A cette époque, une cité est un territoire bien défini avec des limites et dirigé par des citoyens, la curie. Elles étaient regroupées par des provinces dirigées par des gouverneurs, eux-mêmes nommés par l’empire. On y retrouvait des lieux publics comme un forum, des bains, ou encore des monuments religieux comme des temples.
Le patronat de cité
Dans cet épisode, Djamilatou Diallo raconte comment elle a travaillé pendant deux ans sur le patronat de cités africaines à la fin de l’Antiquité. Dans un premier temps, elle a répertorié l’ensemble des inscriptions rendant compte de relations de patronat de cités. Puis, dans un deuxième temps, elle a étudié plus en détail l’ensemble du corpus épigraphique pour étudier les évolutions.
Le patronat de cité se définit comme étant le lien qui unit un personnage de rang social plus ou moins élevé à une cité afin celui-ci défende les intérêts de la cité devant les autorités provinciales ou centrales et le cas échéant fasse preuve d’évergétisme envers la cité.
Pour devenir patron de cité, tout comme au Haut-Empire, la dignitas du patron est l’un des premiers critères de sélection. Nous retrouvons ainsi beaucoup de clarissimes et de perfectissimes. Néanmoins, contrairement à la période précédente, beaucoup de patrons sont d’origine locale. Le deuxième critère de sélection reste le poste occupé par le patron. Même si cela est assez difficile à déterminer, Djamilatou Diallo a pu mettre en avant qu’une partie non négligeable de patrons avaient été élus pendant qu’ils étaient en poste au sein de l’administration centrale.

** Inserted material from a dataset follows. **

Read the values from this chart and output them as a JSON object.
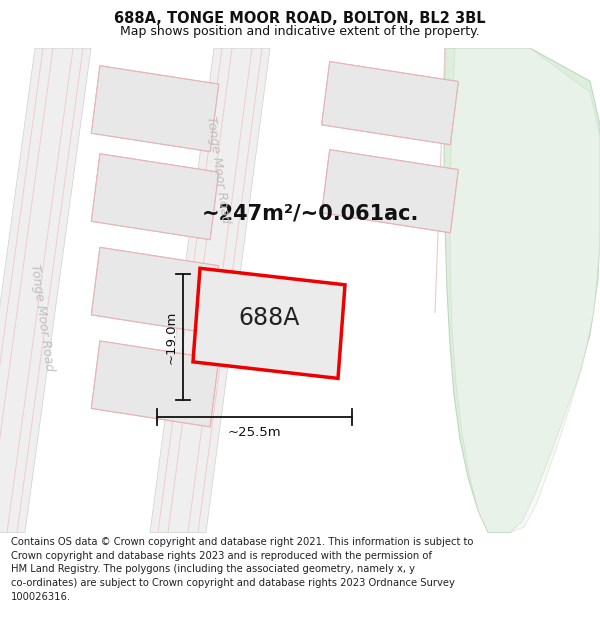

L’Afrique compte du Haut au Bas-Empire, beaucoup de patrons-gouverneurs. Les cités cherchaient ainsi à se concilier les autorités impériales qui dirigent la région. Ils jouaient ainsi le rôle de médiateur entre la cité et l’empereur, que ce soit pour l’obtention de promotions ou bien en tant que patronus aduocatus.
Pour en savoir plus sur le sujet de l’épisode, on vous conseille de lire :
- L. HARMAND, Le Patronat dans les collectivités publiques des origines au Bas-Empire, Paris, 1957
- C. HOERNI, « Place et représentation des femmes dans les structures civiques des provinces de l’Empire », Cahiers « Mondes anciens » 2011, p.4
- J. HOUCINE, « Le patronat des cités dans les provinces romaines d’Afrique, Expression de l’allégeance et facteurs de la territorialisation » dans Être notable au Maghreb Dynamique des configurations notabiliaires ABDELHAMID H. (dir.), 2014. (consultable en ligne)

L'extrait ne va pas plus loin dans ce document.